Last month, the Court of Appeal of England and Wales granted permission for Eurasian Natural Resources Corp. Ltd. (“ENRC”) to appeal the May 2017 decision by the High Court relating to a dispute over the legal professional privilege with the Serious Fraud Office (“SFO”). The Court of Appeal will likely hear the case next year.
The outcome of the appeal could have significant ramifications for lawyers and consultants conducting internal investigations in England and Wales for their clients under the “legal professional privilege” protection. The law of England and Wales recognizes two main types of legal professional privilege in the common law: (i) legal advice privilege over confidential communications between lawyers and their clients made for the purpose of seeking or giving legal advice; and (ii) litigation privilege over confidential communications between lawyers and their clients, or the lawyer or client and a third party, which come into existence for the dominant purpose of being used in connection with actual or pending litigation.
According to the High Court’s decision, the case arises from the ongoing criminal investigation by the SFO into ENRC concerning allegations of fraud, bribery and corruption in Kazakhstan and Africa. The decision notes that the SFO investigation began in April 2013, although SFO and ENRC had already begun communicating in August 2011, leading to, according to SFO, a discussion of self-reporting process by no later than November 2011. A corporate self-reporting of possible offense may be a relevant consideration as a public interest factor against prosecution for the SFO in determining whether or not to prosecute. The SFO will consider whether the self-report is part of a genuinely proactive approach adopted by the corporate management team when the offense is brought to their notice, involving self-reporting and remedial actions, including compensation of victims. The timing of a self-report is also important.
As part of its investigation, the SFO sought to compel ENRC to produce documents. ENRC resisted the production, claiming legal professional privilege grounds. However, the High Court primarily denied ENRC’s arguments for either litigation privilege or legal advice privilege, or both, on the four categories of documents: Category 1 – notes taken by Dechert of the evidence given to the firm by individuals during the internal investigation for ENRC; Category 2 – materials generated by forensic accountants as part of “books and records” review portion of the internal investigation for ENRC; Category 3 – documents of or containing factual evidence presented by Dechert to ENRC’s board of directors; and Category 4 – forensic accountants’ reports and email communications between two ENRC personnel.
Although ENRC claimed litigation privilege over Category 1 and Category 3 documents, the High Court denied litigation privilege for both Categories, finding that ENRC failed to establish that it was aware of circumstances which rendered litigation with SFO a real likelihood rather than a mere possibility. The High Court also held that Category 1 documents (the evidence gathered by Dechert) were intended to be used by ENRC to compile the self-reporting presentation to SFO. Also, none of the Dechert interviewees were authorized to seek and receive legal advice on behalf of ENRC, and therefore the legal advice privilege was denied over Category 1 documents. On the other hand, the High Court found the legal advice privilege narrowly applied over Category 3 documents, specifically the presentation slides prepared by Dechert created for the specific purpose of giving legal advice to the ENRC’s board of directors.

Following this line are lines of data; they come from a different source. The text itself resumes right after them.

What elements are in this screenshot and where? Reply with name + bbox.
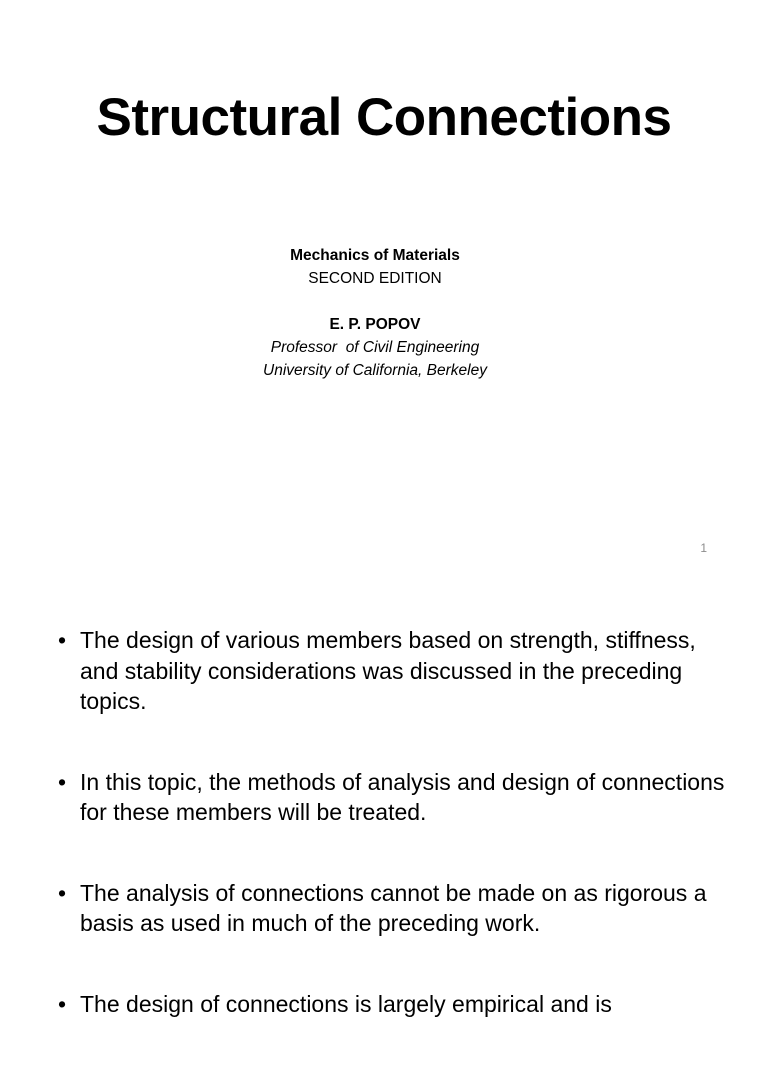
book-title: Mechanics of Materials [290, 247, 460, 264]
bullet-text: The design of various members based on strength, stiffness, and stability considerations was discussed in the preceding topics. [80, 627, 696, 714]
bullet-list [58, 625, 738, 1069]
author-affiliation: University of California, Berkeley [263, 362, 487, 379]
bullet-item [58, 878, 738, 939]
bullet-marker: • [58, 879, 67, 906]
author-role: Professor of Civil Engineering [270, 339, 480, 356]
edition: SECOND EDITION [308, 270, 442, 287]
bullet-marker: • [58, 768, 67, 795]
bullet-marker: • [58, 627, 67, 653]
bullet-text: The analysis of connections cannot be made on as rigorous a basis as used in much of the preceding work. [80, 879, 707, 936]
page-number: 1 [700, 541, 707, 555]
bullet-item [58, 989, 738, 1020]
author-name: E. P. POPOV [329, 316, 421, 333]
bullet-text: In this topic, the methods of analysis and design of connections for these members will be treated. [80, 768, 725, 825]
bullet-item [58, 767, 738, 828]
bullet-marker: • [58, 990, 67, 1017]
bullet-item [58, 625, 738, 717]
spacer [0, 290, 750, 313]
bullet-text: The design of connections is largely empirical and is [80, 990, 612, 1017]
book-info [0, 244, 750, 382]
slide-title: Structural Connections [96, 88, 672, 147]
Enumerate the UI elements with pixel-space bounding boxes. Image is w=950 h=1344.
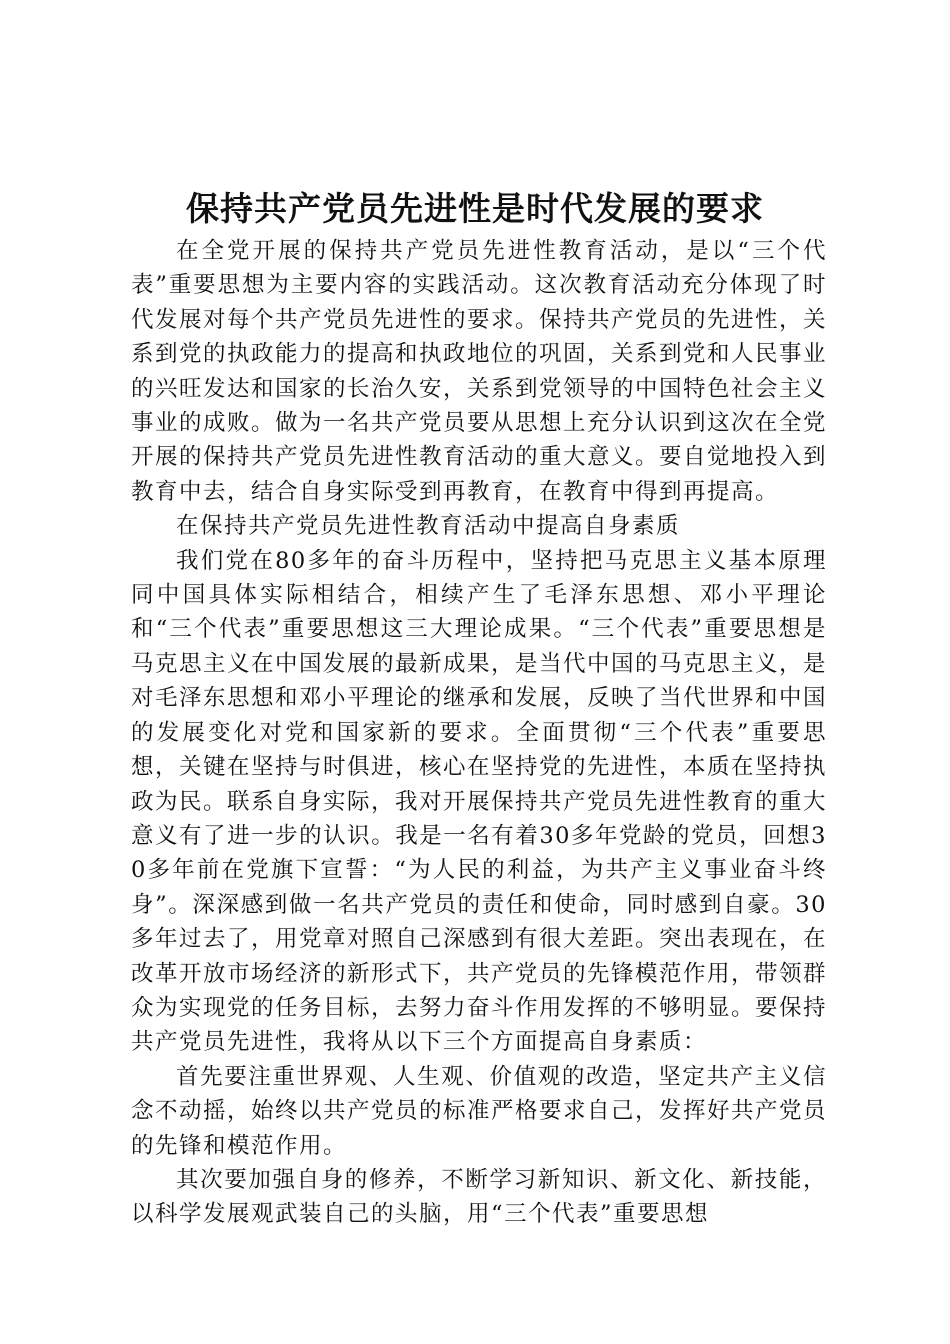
section-heading: 在保持共产党员先进性教育活动中提高自身素质 (176, 513, 681, 540)
document-title: 保持共产党员先进性是时代发展的要求 (186, 189, 764, 228)
paragraph-first-point: 首先要注重世界观、人生观、价值观的改造，坚定共产主义信念不动摇，始终以共产党员的标准严格要求自己，发挥好共产党员的先锋和模范作用。 (131, 1063, 828, 1159)
document-body (131, 234, 827, 1232)
paragraph-second-point: 其次要加强自身的修养，不断学习新知识、新文化、新技能，以科学发展观武装自己的头脑，用“三个代表”重要思想 (131, 1166, 827, 1228)
paragraph-intro: 在全党开展的保持共产党员先进性教育活动，是以“三个代表”重要思想为主要内容的实践活动。这次教育活动充分体现了时代发展对每个共产党员先进性的要求。保持共产党员的先进性，关系到党的执政能力的提高和执政地位的巩固，关系到党和人民事业的兴旺发达和国家的长治久安，关系到党领导的中国特色社会主义事业的成败。做为一名共产党员要从思想上充分认识到这次在全党开展的保持共产党员先进性教育活动的重大意义。要自觉地投入到教育中去，结合自身实际受到再教育，在教育中得到再提高。 (131, 238, 828, 505)
paragraph-theory: 我们党在80多年的奋斗历程中，坚持把马克思主义基本原理同中国具体实际相结合，相续产生了毛泽东思想、邓小平理论和“三个代表”重要思想这三大理论成果。“三个代表”重要思想是马克思主义在中国发展的最新成果，是当代中国的马克思主义，是对毛泽东思想和邓小平理论的继承和发展，反映了当代世界和中国的发展变化对党和国家新的要求。全面贯彻“三个代表”重要思想，关键在坚持与时俱进，核心在坚持党的先进性，本质在坚持执政为民。联系自身实际，我对开展保持共产党员先进性教育的重大意义有了进一步的认识。我是一名有着30多年党龄的党员，回想30多年前在党旗下宣誓：“为人民的利益，为共产主义事业奋斗终身”。深深感到做一名共产党员的责任和使命，同时感到自豪。30多年过去了，用党章对照自己深感到有很大差距。突出表现在，在改革开放市场经济的新形式下，共产党员的先锋模范作用，带领群众为实现党的任务目标，去努力奋斗作用发挥的不够明显。要保持共产党员先进性，我将从以下三个方面提高自身素质： (131, 547, 828, 1056)
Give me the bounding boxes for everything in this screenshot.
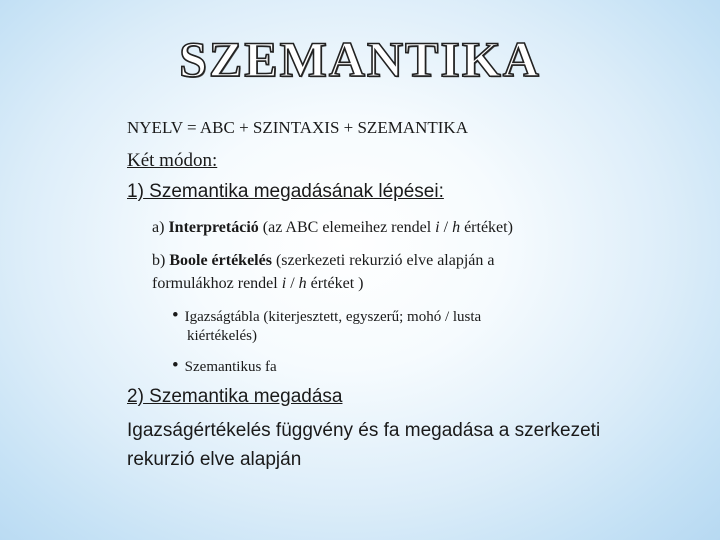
bullet-truth-table xyxy=(172,305,481,327)
slide-title: SZEMANTIKA xyxy=(179,31,541,87)
step-b-mid: / xyxy=(286,275,299,292)
step-a-ital2: h xyxy=(452,219,461,236)
paragraph-line2: rekurzió elve alapján xyxy=(127,449,302,470)
part1-text: Szemantika megadásának lépései: xyxy=(143,181,444,202)
modes-heading: Két módon: xyxy=(127,150,218,171)
step-b-bold: Boole értékelés xyxy=(169,252,272,269)
step-b-line2 xyxy=(152,275,364,293)
step-a-text2: értéket) xyxy=(460,219,513,236)
step-a-bold: Interpretáció xyxy=(168,219,259,236)
language-formula: NYELV = ABC + SZINTAXIS + SZEMANTIKA xyxy=(127,118,468,137)
part2-heading xyxy=(127,386,342,408)
paragraph-line1: Igazságértékelés függvény és fa megadása a szerkezeti xyxy=(127,420,601,441)
step-a-mid: / xyxy=(439,219,453,236)
bullet-truth-table-line1: Igazságtábla (kiterjesztett, egyszerű; mohó / lusta xyxy=(184,309,482,325)
part1-number: 1) xyxy=(127,181,144,202)
step-b-prefix: b) xyxy=(152,252,170,269)
step-b-ital2: h xyxy=(298,275,307,292)
step-b-text1: (szerkezeti rekurzió elve alapján a xyxy=(271,252,495,269)
part2-number: 2) xyxy=(127,386,144,407)
step-a xyxy=(152,219,513,237)
part2-text: Szemantika megadása xyxy=(143,386,343,407)
step-b-line1 xyxy=(152,252,494,270)
step-b-line2-pre: formulákhoz rendel xyxy=(152,275,282,292)
step-b-line2-post: értéket ) xyxy=(306,275,364,292)
bullet-semantic-tree xyxy=(172,355,277,377)
step-a-ital1: i xyxy=(435,219,440,236)
part1-heading xyxy=(127,181,444,203)
bullet-dot-icon: • xyxy=(172,355,179,376)
bullet-dot-icon: • xyxy=(172,305,179,326)
bullet-semantic-tree-text: Szemantikus fa xyxy=(184,359,277,375)
step-b-ital1: i xyxy=(281,275,287,292)
bullet-truth-table-line2: kiértékelés) xyxy=(187,328,257,344)
step-a-prefix: a) xyxy=(152,219,169,236)
step-a-text1: (az ABC elemeihez rendel xyxy=(258,219,436,236)
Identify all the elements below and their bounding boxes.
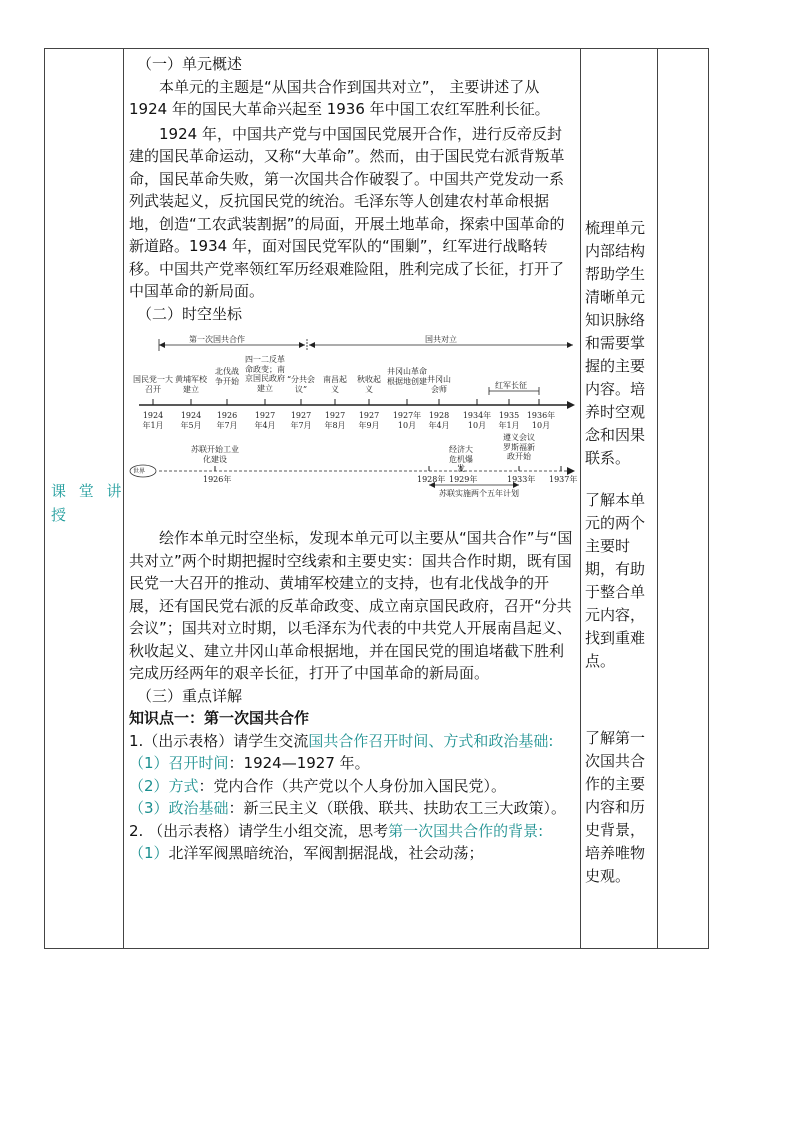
timeline-figure <box>129 329 578 517</box>
column-divider <box>657 49 658 948</box>
timeline-event: 南昌起义 <box>323 375 347 394</box>
timeline-date: 1927年9月 <box>358 411 380 430</box>
answer: （1）北洋军阀黑暗统治，军阀割据混战，社会动荡； <box>129 844 484 862</box>
paragraph: 绘作本单元时空坐标，发现本单元可以主要从“国共合作”与“国共对立”两个时期把握时空线索和主要史实：国共合作时期，既有国民党一大召开的推动、黄埔军校建立的支持，也有北伐战争的开展，还有国民党右派的反革命政变、成立南京国民政府，召开“分共会议”；国共对立时期，以毛泽东为代表的中共党人开展南昌起义、秋收起义、建立井冈山革命根据地，并在国民党的围追堵截下胜利完成历经两年的艰辛长征，打开了中国革命的新局面。 <box>129 529 573 682</box>
world-date: 1928年 <box>417 475 446 484</box>
paragraph: 本单元的主题是“从国共合作到国共对立”， 主要讲述了从 1924 年的国民大革命兴起至 1936 年中国工农红军胜利长征。 <box>129 77 550 118</box>
world-label: 世界 <box>133 468 146 475</box>
world-date: 1926年 <box>203 475 232 484</box>
answer: （2）方式：党内合作（共产党以个人身份加入国民党）。 <box>129 776 507 795</box>
plan-label: 苏联实施两个五年计划 <box>439 489 519 498</box>
main-content <box>129 53 578 865</box>
world-date: 1929年 <box>449 475 478 484</box>
world-date: 1937年 <box>549 475 578 484</box>
timeline-date: 1927年7月 <box>290 411 312 430</box>
timeline-event: 四一二反革命政变；南京国民政府建立 <box>245 355 285 393</box>
period-label: 第一次国共合作 <box>189 335 245 344</box>
world-date: 1933年 <box>507 475 536 484</box>
world-event: 苏联开始工业化建设 <box>191 445 239 464</box>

Additionally, ENRC claimed litigation privilege over the forensic accountants’ documents in Category 2 and Category 4. However, the High Court denied litigation privilege over these documents, finding that the dominant purpose of the documents was “plainly to meet compliance requirements or to obtain accountancy advice . . . .”
ENRC also unsuccessfully claimed legal advice privilege over the emails in Category 4. The High Court found that while one of the two ENRC personnel involved in the subject email communications had been ENRC’s general counsel in the past, his role had changed to that of a business person at the time of the emails. Therefore, the High Court denied the legal advice privilege over these emails, holding that “his professional duty was not to act as a legal adviser to ENRC” even if he may have felt that he was acting as a lawyer. In order for the legal advice privilege to attach, the emails should have been sent to ENRC’s then current general counsel.
The High Court’s opinion has alarmed corporations and legal professionals in England, as commentators have claimed that the protection of legal professional privilege surrounding internal investigations and self-reporting processes has been reduced by this decision. The Court of Appeal’s permission to ENRC to appeal the decision holds the possibility that the protection of legal professional privilege will be clarified. We will continue to follow the case and report on the appeal.